Brunton was also told that Molluso recently settled a civil lawsuit filed against him and several other people by the city of Laval by agreeing to pay the municipality an undisclosed sum. His lawyer described the settlement as “a substantial amount.”
Two others who were sentenced Wednesday — Guy Desjardins, 49, and Mike Mergl, 76 — received prison terms that can be served in the community. Prosecutor Claude Dussault told Brunton that Desjardins’s role in the collusion was limited to one contract awarded to an asphalt company, and that because Desjardins was an employee of the company he did not personally benefit from the crime. Mergl’s lawyer, Richard Brouillard, noted his client’s age and the fact Mergl still has to work to make ends meet, after his construction company went bankrupt, while requesting the sentence.

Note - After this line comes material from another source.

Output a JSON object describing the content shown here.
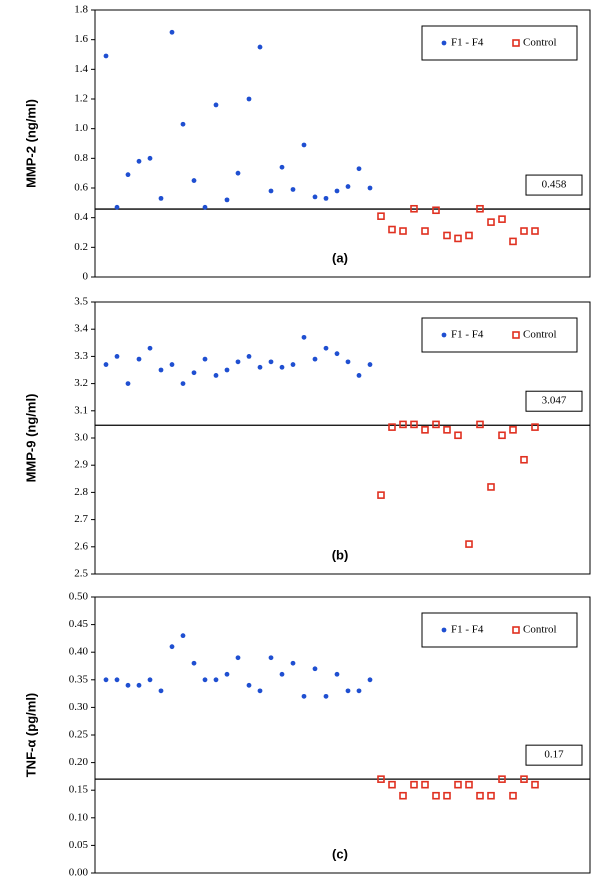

Rosaire Sauriol, 55, a former vice-president with Desseau, an engineering firm his father cofounded, opted to plead guilty to breach of trust, one of the five charges he faced in Project Honorer. As in Desjardins’s case, Sauriol’s role in the system of collusion was very limited when compared to others, lawyers from both sides of the floor told Brunton.
As part of his sentence, Sauriol was ordered to pay a $200,000 fine within the next 30 days, and he was sentenced to two years of probation.
There has yet to be a trial in Project Honorer, but jury selection in a trial involving at least two men — Accurso and Jean Gauthier — is scheduled to begin next month.
As of Wednesday, 20 of the 37 people who were charged in Project Honorer in 2013 have been sentenced. Four of those sentences have involved the offender having to spend time behind bars. Another three men are scheduled to be sentenced early in November.
Vaillancourt received a six-year prison term on Dec. 15 and Claude Deguise, the former head of engineering for the city of Laval, was sentenced to a 30-month prison term in July.
The other two men — Marc Lefrançois and Luc Lemay (both entrepreneurs who benefitted from the system of collusion that was created in the awarding of contracts) — were sentenced to prison terms of 21 months this summer.
Besides Accurso and Gauthier, another three men still have charges pending and six other accused had a stay of proceedings placed on their cases on different dates beginning late last year. Three of the accused died of natural causes after they were charged.